The study could not evaluate whether pioglitazone has long-term effects on diabetes prevention, or whether its effects are temporary.
“Pioglitazone is the first pharmacological agent demonstrated in a single trial to both prevent diabetes and improve cardiovascular outcomes in patients at increased risk for these sequelae. More broadly, our results lend support to the notion that diabetes prevention through insulin sensitization could potentially be associated with important cardiovascular benefits,” the authors concluded.
• Results from the Insulin Resistance after Stroke (IRIS) trial suggest that pioglitazone may be the first anti-diabetes agent to prevent diabetes progression and improve cardiovascular outcomes in patients with insulin resistance and recent stroke or TIA.
• Past results from IRIS suggest pioglitazone is associated with 24% decreased risk for stroke or myocardial infarction compared to placebo.
• Pioglitazone decreased the risk of diabetes progression by 52% compared to placebo.
• The preventive effect of pioglitazone was driven mainly by participants with increased risk of diabetes progression, such as those with metabolic syndrome, impaired FPG, increased HbA1c, and worse insulin resistance at baseline.

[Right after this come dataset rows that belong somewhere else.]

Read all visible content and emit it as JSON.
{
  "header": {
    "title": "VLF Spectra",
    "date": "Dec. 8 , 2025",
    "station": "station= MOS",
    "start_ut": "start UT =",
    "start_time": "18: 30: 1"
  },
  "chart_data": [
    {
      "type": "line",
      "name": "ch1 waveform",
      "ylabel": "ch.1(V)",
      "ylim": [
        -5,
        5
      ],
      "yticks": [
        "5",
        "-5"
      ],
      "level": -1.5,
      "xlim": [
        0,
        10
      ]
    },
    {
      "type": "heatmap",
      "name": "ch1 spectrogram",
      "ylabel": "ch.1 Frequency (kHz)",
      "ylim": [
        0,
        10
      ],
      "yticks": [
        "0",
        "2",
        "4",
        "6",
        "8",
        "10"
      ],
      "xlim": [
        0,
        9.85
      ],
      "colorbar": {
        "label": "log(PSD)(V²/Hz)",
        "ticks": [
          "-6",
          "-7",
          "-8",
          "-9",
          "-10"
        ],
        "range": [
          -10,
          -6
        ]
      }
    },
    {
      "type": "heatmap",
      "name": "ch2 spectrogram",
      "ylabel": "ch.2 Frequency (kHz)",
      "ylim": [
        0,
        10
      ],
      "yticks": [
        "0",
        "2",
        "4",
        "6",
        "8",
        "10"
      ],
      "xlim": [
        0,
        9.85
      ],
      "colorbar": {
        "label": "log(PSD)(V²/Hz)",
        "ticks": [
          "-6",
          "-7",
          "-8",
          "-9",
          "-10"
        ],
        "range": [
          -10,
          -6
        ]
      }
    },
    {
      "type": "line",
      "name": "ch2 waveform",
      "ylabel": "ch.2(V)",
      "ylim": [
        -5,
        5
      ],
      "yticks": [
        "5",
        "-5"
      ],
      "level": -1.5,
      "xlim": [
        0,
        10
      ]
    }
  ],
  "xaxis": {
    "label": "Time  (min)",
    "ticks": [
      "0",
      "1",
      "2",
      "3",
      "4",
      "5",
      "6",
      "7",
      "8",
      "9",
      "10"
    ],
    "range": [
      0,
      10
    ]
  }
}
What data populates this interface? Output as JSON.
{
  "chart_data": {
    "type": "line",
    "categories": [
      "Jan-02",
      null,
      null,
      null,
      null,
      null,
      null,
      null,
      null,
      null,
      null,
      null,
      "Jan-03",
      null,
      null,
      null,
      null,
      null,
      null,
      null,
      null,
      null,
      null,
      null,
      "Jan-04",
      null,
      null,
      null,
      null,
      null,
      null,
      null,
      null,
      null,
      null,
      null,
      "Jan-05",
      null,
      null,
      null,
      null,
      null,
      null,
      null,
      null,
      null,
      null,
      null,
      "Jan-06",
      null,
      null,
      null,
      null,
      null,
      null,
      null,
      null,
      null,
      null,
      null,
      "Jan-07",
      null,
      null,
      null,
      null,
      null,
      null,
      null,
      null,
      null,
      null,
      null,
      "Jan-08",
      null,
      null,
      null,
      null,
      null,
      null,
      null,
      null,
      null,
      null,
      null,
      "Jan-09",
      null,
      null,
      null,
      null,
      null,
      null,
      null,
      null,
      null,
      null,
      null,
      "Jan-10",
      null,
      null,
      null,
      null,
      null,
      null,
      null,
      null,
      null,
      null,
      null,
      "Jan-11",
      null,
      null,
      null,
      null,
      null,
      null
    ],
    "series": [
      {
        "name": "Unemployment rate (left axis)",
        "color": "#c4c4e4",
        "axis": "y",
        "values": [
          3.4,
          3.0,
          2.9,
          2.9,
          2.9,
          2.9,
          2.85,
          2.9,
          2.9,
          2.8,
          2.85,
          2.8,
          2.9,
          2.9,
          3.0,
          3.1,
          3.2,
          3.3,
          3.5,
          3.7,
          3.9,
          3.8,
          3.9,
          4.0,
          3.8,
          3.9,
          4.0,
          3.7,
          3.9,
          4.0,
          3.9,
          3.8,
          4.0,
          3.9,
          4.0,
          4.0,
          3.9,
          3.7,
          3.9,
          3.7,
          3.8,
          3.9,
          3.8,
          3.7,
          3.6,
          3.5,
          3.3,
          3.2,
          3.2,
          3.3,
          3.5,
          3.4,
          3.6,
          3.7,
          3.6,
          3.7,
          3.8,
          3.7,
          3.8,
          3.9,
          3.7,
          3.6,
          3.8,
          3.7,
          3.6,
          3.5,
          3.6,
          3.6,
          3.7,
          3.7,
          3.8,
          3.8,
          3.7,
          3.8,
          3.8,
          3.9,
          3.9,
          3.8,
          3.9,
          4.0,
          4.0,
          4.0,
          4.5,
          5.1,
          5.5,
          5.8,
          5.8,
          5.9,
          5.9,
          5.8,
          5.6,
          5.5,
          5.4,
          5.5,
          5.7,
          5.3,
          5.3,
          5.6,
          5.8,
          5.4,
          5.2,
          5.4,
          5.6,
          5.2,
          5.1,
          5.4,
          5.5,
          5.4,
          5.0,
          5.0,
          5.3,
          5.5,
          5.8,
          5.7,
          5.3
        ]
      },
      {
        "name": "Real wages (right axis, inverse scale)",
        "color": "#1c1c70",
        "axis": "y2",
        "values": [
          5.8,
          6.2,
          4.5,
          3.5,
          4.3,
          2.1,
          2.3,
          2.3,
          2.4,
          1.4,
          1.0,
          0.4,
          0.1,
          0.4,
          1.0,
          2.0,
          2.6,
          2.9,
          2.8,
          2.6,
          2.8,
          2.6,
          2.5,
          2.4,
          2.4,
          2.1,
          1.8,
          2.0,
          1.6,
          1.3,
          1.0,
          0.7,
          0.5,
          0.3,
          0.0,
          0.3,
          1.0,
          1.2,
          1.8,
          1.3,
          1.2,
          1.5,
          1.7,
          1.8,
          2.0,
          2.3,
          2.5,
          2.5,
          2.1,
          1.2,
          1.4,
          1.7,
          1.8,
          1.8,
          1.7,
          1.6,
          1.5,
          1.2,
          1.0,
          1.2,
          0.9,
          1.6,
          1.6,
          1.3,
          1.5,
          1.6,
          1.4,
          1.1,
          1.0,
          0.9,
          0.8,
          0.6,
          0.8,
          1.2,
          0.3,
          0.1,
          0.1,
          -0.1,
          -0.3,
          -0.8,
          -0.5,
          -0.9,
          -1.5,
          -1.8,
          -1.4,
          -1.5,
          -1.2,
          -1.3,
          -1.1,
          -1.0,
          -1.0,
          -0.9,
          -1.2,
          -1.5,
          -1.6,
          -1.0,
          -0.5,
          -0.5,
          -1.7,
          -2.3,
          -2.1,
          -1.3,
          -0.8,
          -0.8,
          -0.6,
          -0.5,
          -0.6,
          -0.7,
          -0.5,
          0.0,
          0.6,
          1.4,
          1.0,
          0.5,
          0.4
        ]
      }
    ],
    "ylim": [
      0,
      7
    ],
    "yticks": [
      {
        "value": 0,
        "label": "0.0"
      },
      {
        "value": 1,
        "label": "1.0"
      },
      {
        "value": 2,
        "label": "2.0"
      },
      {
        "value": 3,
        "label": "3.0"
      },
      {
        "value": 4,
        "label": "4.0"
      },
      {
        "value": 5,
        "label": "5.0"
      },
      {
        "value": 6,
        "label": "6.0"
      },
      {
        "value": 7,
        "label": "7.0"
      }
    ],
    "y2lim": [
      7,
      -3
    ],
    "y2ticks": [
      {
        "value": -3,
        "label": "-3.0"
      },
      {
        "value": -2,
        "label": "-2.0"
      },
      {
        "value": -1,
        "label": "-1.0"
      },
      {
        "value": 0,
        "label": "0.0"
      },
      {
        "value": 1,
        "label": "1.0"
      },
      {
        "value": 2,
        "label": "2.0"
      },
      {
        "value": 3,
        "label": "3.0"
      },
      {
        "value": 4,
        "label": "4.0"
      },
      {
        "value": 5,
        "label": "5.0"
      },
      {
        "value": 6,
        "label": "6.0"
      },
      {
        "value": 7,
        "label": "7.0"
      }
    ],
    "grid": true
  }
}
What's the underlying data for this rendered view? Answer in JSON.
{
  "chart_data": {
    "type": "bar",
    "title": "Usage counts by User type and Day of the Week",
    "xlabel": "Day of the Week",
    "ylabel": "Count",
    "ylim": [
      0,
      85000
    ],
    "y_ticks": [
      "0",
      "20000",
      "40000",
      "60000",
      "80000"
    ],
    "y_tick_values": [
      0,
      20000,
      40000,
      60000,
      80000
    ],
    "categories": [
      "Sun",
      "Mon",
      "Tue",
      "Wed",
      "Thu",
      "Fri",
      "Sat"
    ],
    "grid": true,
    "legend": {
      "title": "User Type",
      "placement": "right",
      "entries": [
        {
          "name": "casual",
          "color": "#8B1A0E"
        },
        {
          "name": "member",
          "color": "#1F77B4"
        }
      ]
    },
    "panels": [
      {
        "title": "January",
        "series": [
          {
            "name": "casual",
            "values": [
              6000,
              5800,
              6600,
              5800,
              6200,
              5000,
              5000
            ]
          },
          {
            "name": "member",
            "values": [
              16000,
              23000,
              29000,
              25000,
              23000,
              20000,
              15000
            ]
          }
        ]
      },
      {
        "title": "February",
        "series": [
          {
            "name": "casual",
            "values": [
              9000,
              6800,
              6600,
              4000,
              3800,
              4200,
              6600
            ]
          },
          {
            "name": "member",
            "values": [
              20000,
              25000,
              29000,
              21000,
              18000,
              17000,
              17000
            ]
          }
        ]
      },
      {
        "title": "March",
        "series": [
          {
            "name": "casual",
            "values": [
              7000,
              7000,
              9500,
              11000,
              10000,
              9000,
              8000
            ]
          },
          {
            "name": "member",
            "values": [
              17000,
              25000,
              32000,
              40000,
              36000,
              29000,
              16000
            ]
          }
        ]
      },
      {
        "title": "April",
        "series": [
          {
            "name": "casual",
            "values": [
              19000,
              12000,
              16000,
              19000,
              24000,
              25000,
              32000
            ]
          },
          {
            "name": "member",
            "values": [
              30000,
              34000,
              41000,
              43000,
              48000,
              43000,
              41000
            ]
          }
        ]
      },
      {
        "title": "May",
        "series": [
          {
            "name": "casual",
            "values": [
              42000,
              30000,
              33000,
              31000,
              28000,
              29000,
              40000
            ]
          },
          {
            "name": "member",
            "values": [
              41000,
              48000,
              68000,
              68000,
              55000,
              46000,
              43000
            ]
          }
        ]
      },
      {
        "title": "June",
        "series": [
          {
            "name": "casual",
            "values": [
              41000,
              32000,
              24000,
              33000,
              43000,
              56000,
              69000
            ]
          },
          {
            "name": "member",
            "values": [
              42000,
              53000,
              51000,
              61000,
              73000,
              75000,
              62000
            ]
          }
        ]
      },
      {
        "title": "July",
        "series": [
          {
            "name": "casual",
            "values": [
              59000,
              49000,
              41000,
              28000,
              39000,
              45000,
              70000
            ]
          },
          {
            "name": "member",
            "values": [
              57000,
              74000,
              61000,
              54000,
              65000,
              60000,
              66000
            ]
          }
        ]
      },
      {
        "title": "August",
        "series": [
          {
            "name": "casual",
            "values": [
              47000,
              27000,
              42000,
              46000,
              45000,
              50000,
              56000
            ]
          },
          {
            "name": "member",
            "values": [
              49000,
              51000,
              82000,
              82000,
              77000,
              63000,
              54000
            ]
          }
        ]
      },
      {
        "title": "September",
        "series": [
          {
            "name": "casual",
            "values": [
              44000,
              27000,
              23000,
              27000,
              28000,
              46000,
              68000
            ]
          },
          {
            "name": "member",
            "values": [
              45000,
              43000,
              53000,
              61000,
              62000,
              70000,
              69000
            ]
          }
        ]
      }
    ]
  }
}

The IRIS study was funded by the US National Institute for Neurological Disorders and Stroke (NINDS) of the National Institutes of Health. Takeda Pharmaceuticals International, Inc, provided pioglitzone and matching placebo. One or more authors reports consulting, steering, advisory or other committee membership, research grant support, stock ownership, and/or expert consultant/witness for one or more of the following: AstraZeneca, Boehringer Ingelheim, Daichii Sankyo, Janssen, Lexicon, Merck, Poxel, Sanofi, Novo Nordisk, Intarcia, Takeda, Mifcor, Amgen, Janssen, Perle Bioscience, Response Scientific, Dance Pharma, Adams and Reese, LLP, Covance. Thermali Diabetes. R.E.P., Lexicon, Eli Lilly, Merck, Takeda, GlaxoSmithKline, Hanni, Janssen, Ligand, Cerenis, Roche, Resverlogix, The Medicines Company.
1. Inzucchi SE, et al. Pioglitazone prevents diabetes in insulin-resistant patients with cerebrovascular disease. Diabetes Care. 2016 Jul 27.
2. Kernan WN, et al; IRIS Trial Investigators. Pioglitazone after ischemic stroke or transient ischemic attack. N Engl J Med. 2016;374:1321-1331.